Both reports tell the same underlying truth: digital health is consolidating, not collapsing.

Capital hasn’t disappeared. It’s just gotten pickier. The days of funding on vision alone are over. Investors now want proof: real-world results, validated AI models, and sustainable economics.

For startups, this means the path to funding is longer, but the bar for success is clearer. For investors, it’s a market of fewer, stronger bets on companies that are becoming the infrastructure of healthcare’s digital future.

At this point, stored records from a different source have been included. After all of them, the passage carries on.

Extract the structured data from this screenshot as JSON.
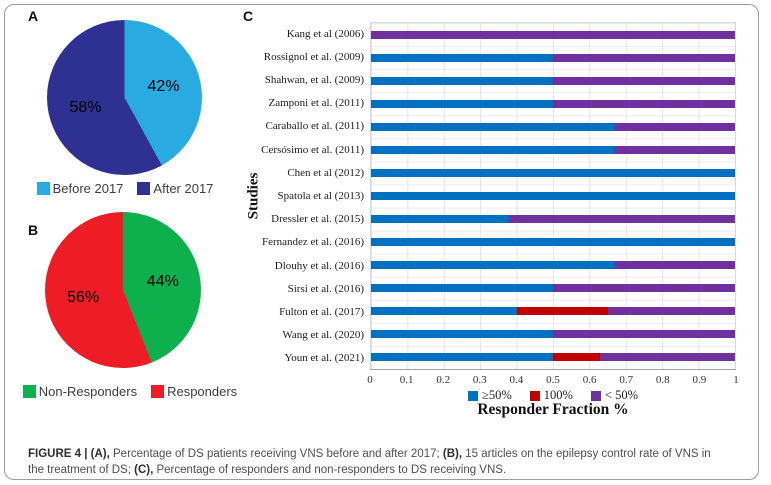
{
  "panels": {
    "a_letter": "A",
    "b_letter": "B",
    "c_letter": "C"
  },
  "caption": {
    "bold1": "FIGURE 4 | (A),",
    "text1": " Percentage of DS patients receiving VNS before and after 2017; ",
    "bold2": "(B),",
    "text2": " 15 articles on the epilepsy control rate of VNS in the treatment of DS; ",
    "bold3": "(C),",
    "text3": " Percentage of responders and non-responders to DS receiving VNS."
  },
  "chart_data": [
    {
      "id": "A",
      "type": "pie",
      "start_angle_deg": 0,
      "direction": "clockwise",
      "labels": [
        "Before 2017",
        "After 2017"
      ],
      "values": [
        42,
        58
      ],
      "slice_labels": [
        "42%",
        "58%"
      ],
      "colors": [
        "#29ABE2",
        "#2E3192"
      ],
      "legend_position": "bottom"
    },
    {
      "id": "B",
      "type": "pie",
      "start_angle_deg": 0,
      "direction": "clockwise",
      "labels": [
        "Non-Responders",
        "Responders"
      ],
      "values": [
        44,
        56
      ],
      "slice_labels": [
        "44%",
        "56%"
      ],
      "colors": [
        "#0DB04C",
        "#EE1C25"
      ],
      "legend_position": "bottom"
    },
    {
      "id": "C",
      "type": "bar",
      "orientation": "horizontal-stacked",
      "title": "",
      "xlabel": "Responder Fraction %",
      "ylabel": "Studies",
      "xlim": [
        0,
        1
      ],
      "xticks": [
        "0",
        "0.1",
        "0.2",
        "0.3",
        "0.4",
        "0.5",
        "0.6",
        "0.7",
        "0.8",
        "0.9",
        "1"
      ],
      "grid": true,
      "legend_position": "bottom",
      "categories": [
        "Kang et al (2006)",
        "Rossignol et al. (2009)",
        "Shahwan, et al. (2009)",
        "Zamponi et al. (2011)",
        "Caraballo et al. (2011)",
        "Cersósimo et al. (2011)",
        "Chen et al (2012)",
        "Spatola et al (2013)",
        "Dressler et al. (2015)",
        "Fernandez et al. (2016)",
        "Dlouhy et al. (2016)",
        "Sirsi et al. (2016)",
        "Fulton et al. (2017)",
        "Wang et al. (2020)",
        "Youn et al. (2021)"
      ],
      "series": [
        {
          "name": "≥50%",
          "color": "#0070C0",
          "values": [
            0,
            0.5,
            0.5,
            0.5,
            0.67,
            0.67,
            1,
            1,
            0.38,
            1,
            0.67,
            0.5,
            0.4,
            0.5,
            0.5
          ]
        },
        {
          "name": "100%",
          "color": "#C00000",
          "values": [
            0,
            0,
            0,
            0,
            0,
            0,
            0,
            0,
            0,
            0,
            0,
            0,
            0.25,
            0,
            0.13
          ]
        },
        {
          "name": "< 50%",
          "color": "#7030A0",
          "values": [
            1,
            0.5,
            0.5,
            0.5,
            0.33,
            0.33,
            0,
            0,
            0.62,
            0,
            0.33,
            0.5,
            0.35,
            0.5,
            0.37
          ]
        }
      ]
    }
  ]
}
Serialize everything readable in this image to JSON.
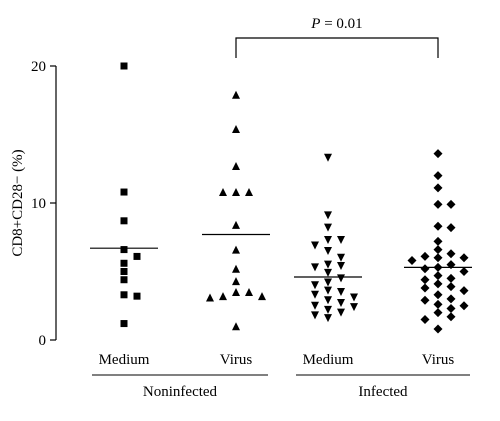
{
  "chart_data": {
    "type": "scatter",
    "ylabel": "CD8+CD28− (%)",
    "ylim": [
      0,
      20
    ],
    "yticks": [
      0,
      10,
      20
    ],
    "categories": [
      "Medium",
      "Virus",
      "Medium",
      "Virus"
    ],
    "groups": [
      {
        "label": "Noninfected",
        "categories": [
          0,
          1
        ]
      },
      {
        "label": "Infected",
        "categories": [
          2,
          3
        ]
      }
    ],
    "series": [
      {
        "category": "Medium",
        "group": "Noninfected",
        "marker": "square",
        "mean": 6.7,
        "values": [
          20.0,
          10.8,
          8.7,
          6.6,
          6.1,
          5.6,
          5.0,
          4.4,
          3.3,
          3.2,
          1.2
        ]
      },
      {
        "category": "Virus",
        "group": "Noninfected",
        "marker": "triangle-up",
        "mean": 7.7,
        "values": [
          17.9,
          15.4,
          12.7,
          10.8,
          10.8,
          10.8,
          8.4,
          6.6,
          5.2,
          4.3,
          3.5,
          3.5,
          3.2,
          3.2,
          3.1,
          1.0
        ]
      },
      {
        "category": "Medium",
        "group": "Infected",
        "marker": "triangle-down",
        "mean": 4.6,
        "values": [
          13.3,
          9.1,
          8.2,
          7.3,
          7.3,
          6.9,
          6.5,
          6.0,
          5.5,
          5.4,
          5.3,
          4.9,
          4.5,
          4.2,
          4.0,
          3.6,
          3.5,
          3.3,
          3.1,
          2.9,
          2.7,
          2.5,
          2.4,
          2.2,
          2.0,
          1.8,
          1.6
        ]
      },
      {
        "category": "Virus",
        "group": "Infected",
        "marker": "diamond",
        "mean": 5.3,
        "values": [
          13.6,
          12.0,
          11.1,
          9.9,
          9.9,
          8.3,
          8.2,
          7.2,
          6.6,
          6.3,
          6.1,
          6.0,
          6.0,
          5.8,
          5.5,
          5.3,
          5.2,
          5.0,
          4.7,
          4.5,
          4.4,
          4.1,
          3.9,
          3.8,
          3.6,
          3.3,
          3.0,
          2.9,
          2.6,
          2.5,
          2.3,
          2.0,
          1.7,
          1.5,
          0.8
        ]
      }
    ],
    "annotation": {
      "text_italic": "P",
      "text_rest": " = 0.01",
      "from_category": 1,
      "to_category": 3
    }
  }
}
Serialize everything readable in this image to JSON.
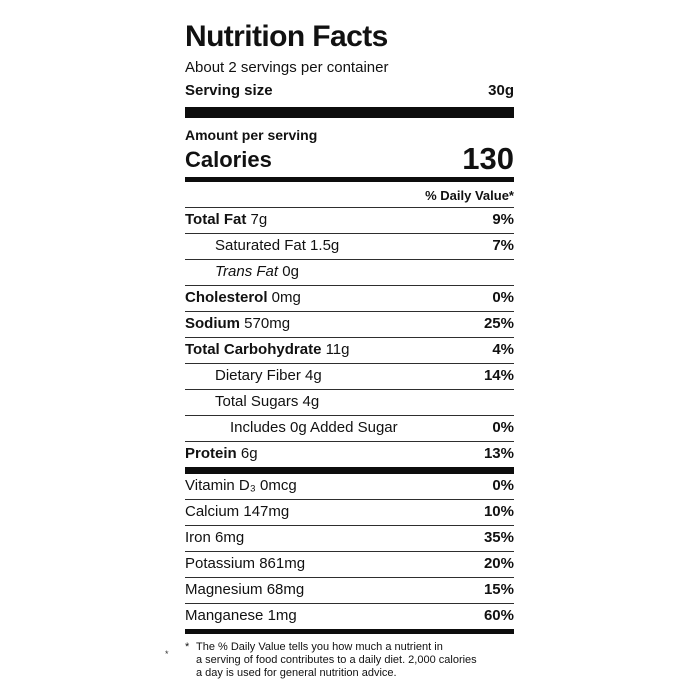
{
  "label": {
    "title": "Nutrition Facts",
    "servings_per_container": "About 2 servings per container",
    "serving_size_label": "Serving size",
    "serving_size_value": "30g",
    "amount_per_serving": "Amount per serving",
    "calories_label": "Calories",
    "calories_value": "130",
    "daily_value_header": "% Daily Value*",
    "rows": [
      {
        "name": "Total Fat",
        "amount": "7g",
        "dv": "9%",
        "style": "bold",
        "indent": 0
      },
      {
        "name": "Saturated Fat",
        "amount": "1.5g",
        "dv": "7%",
        "style": "regular",
        "indent": 1
      },
      {
        "name": "Trans Fat",
        "amount": "0g",
        "dv": "",
        "style": "italic",
        "indent": 1
      },
      {
        "name": "Cholesterol",
        "amount": "0mg",
        "dv": "0%",
        "style": "bold",
        "indent": 0
      },
      {
        "name": "Sodium",
        "amount": "570mg",
        "dv": "25%",
        "style": "bold",
        "indent": 0
      },
      {
        "name": "Total Carbohydrate",
        "amount": "11g",
        "dv": "4%",
        "style": "bold",
        "indent": 0
      },
      {
        "name": "Dietary Fiber",
        "amount": "4g",
        "dv": "14%",
        "style": "regular",
        "indent": 1
      },
      {
        "name": "Total Sugars",
        "amount": "4g",
        "dv": "",
        "style": "regular",
        "indent": 1
      },
      {
        "name": "Includes 0g Added Sugar",
        "amount": "",
        "dv": "0%",
        "style": "regular",
        "indent": 2
      },
      {
        "name": "Protein",
        "amount": "6g",
        "dv": "13%",
        "style": "bold",
        "indent": 0
      }
    ],
    "micronutrients": [
      {
        "name": "Vitamin D₃",
        "amount": "0mcg",
        "dv": "0%"
      },
      {
        "name": "Calcium",
        "amount": "147mg",
        "dv": "10%"
      },
      {
        "name": "Iron",
        "amount": "6mg",
        "dv": "35%"
      },
      {
        "name": "Potassium",
        "amount": "861mg",
        "dv": "20%"
      },
      {
        "name": "Magnesium",
        "amount": "68mg",
        "dv": "15%"
      },
      {
        "name": "Manganese",
        "amount": "1mg",
        "dv": "60%"
      }
    ],
    "footnote_marker": "*",
    "footnote_lines": [
      "The % Daily Value tells you how much a nutrient in",
      "a serving of food contributes to a daily diet. 2,000 calories",
      "a day is used for general nutrition advice."
    ],
    "margin_mark": "*"
  },
  "colors": {
    "background": "#ffffff",
    "text": "#111111",
    "bar": "#0d0d0d",
    "hairline": "#2e2e2e"
  }
}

As we close Q3 2025, digital health stands at a crossroads. The winners will be those who can prove both clinical value and operational endurance. The rest will have to adapt fast or risk being left behind in the next wave of consolidation.

Wrapping up

The Rock Health and Galen Growth reports don’t contradict each other; rather, they complement each other. One looks inward at the U.S. system under strain; the other outward at a global market recalibrating toward maturity.

Together, they reveal an industry in transition.